Types¶
Types are used when defining Columns and are responsible for translating between
local values and their DynamoDB representations. For example, DateTime
maps between
arrow.now()
and "2016-08-09T01:16:25.322849+00:00"
.
DynamoDB is split into scalar types ("S", "N", "B", "BOOL") and vector types ("SS", "NS", "BS", "L", "M"). Bloop provides corresponding types, as well as a handful of useful derived types, such as DateTime and UUID.
For the full list of built-in types, see the Public API Reference.
Backing Types¶
In bloop, each Type must have a backing_type
that is one of the DynamoDB types (except NULL).
The valid DynamoDB types are:
|
|
|
Most types have a fixed backing_type, such as String
and Map
.
Others like Set
construct the backing_type when a new instance is created, based on the inner
typedef.
Instantiation¶
In many cases, a Column
will use a Type class. For example, this and similar constructs
have been used throughout the User Guide:
>>> from bloop import Column, Number
>>> balance = Column(Number)
This is syntactic sugar for a common pattern, and the column is actually creating an instance of the Number
type:
>>> balance = Column(Number())
Most types are simply a binding between a local python format and DynamoDB's wire format, and won't have any
parameters. Some types have optional parameters that configure their behavior, such as DateTime
:
>>> from bloop import DateTime
>>> created_at = Column(DateTime(timezone="Europe/Paris"))

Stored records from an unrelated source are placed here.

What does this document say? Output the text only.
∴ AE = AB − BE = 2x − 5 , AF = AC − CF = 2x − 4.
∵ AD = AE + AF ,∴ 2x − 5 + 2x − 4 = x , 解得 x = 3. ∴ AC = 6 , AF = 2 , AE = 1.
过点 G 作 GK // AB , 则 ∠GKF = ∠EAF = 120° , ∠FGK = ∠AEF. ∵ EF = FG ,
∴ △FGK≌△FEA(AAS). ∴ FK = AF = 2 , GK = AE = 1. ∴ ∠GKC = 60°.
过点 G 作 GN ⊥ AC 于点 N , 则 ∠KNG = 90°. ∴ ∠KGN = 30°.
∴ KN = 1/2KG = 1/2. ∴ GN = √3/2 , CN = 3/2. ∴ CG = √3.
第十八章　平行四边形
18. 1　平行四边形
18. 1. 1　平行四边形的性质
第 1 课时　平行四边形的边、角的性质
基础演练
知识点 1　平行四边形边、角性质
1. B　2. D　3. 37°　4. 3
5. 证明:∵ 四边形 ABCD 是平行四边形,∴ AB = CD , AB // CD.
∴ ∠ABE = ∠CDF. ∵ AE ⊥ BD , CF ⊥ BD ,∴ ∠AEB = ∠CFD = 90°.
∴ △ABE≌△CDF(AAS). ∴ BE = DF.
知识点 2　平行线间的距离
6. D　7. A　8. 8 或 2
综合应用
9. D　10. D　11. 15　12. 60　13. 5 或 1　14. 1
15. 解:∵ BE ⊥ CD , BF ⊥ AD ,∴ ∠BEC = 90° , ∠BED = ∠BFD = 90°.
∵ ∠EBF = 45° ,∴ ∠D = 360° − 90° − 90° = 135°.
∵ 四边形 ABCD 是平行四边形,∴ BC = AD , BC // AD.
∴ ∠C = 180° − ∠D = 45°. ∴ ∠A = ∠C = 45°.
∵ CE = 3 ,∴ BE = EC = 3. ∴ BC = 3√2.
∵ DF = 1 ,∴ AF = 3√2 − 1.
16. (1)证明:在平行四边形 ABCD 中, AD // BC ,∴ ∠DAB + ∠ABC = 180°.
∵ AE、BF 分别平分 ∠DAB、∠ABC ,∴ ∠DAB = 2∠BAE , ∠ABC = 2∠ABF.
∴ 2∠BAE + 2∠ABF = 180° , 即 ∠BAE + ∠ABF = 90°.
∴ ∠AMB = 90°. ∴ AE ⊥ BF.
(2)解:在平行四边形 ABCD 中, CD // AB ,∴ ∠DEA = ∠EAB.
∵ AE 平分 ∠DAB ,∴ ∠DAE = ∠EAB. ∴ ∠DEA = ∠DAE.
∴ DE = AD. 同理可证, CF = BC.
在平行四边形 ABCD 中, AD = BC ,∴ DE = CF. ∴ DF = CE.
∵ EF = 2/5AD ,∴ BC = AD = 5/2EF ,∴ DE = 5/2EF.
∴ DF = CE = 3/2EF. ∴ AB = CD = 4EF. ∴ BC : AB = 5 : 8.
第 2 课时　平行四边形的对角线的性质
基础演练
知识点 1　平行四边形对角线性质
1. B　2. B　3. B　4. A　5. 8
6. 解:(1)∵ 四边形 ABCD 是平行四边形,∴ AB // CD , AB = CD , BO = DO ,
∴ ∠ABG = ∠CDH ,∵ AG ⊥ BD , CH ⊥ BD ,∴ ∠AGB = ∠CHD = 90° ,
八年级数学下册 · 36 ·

Finally, some types have required parameters and can't be instantiated by the Column directly:
>>> from bloop import Set
>>> Column(Set)
Traceback (most recent call last):
...
TypeError: __init__() missing 1 required positional argument: 'typedef'
These types must be instantiated when defining a column:
>>> from bloop import Integer
>>> Column(Set(Integer))
Note that Set
is providing the same sugar, and actually creates an instance of its inner type:
>>> Column(Set(Integer()))
Scalar Types¶
Bloop provides the following 4 primitive scalar types:
These can be instantiated without a constructor, and map to the expected python types:
from bloop import BaseModel, Column, String, Number, Binary, Boolean
class Account(BaseModel):
email = Column(String, hash_key=True)
balance = Column(Number)
public_key = Column(Binary)
verified = Column(Boolean)
account = Account(
email="user@domain.com",
balance=4100,
public_key=public_bytes(some_key),
verified=False
)
Bloop also includes a handful of common scalar types that are built on top of the primitive types. The following demonstrates that hash and range key columns can be any Type that is backed by "S", "N", or "B" and not just the primitive types above.
import arrow, uuid
from bloop import DateTime, UUID, Integer
class Tweet(BaseModel):
account_id = Column(Integer, hash_key=True)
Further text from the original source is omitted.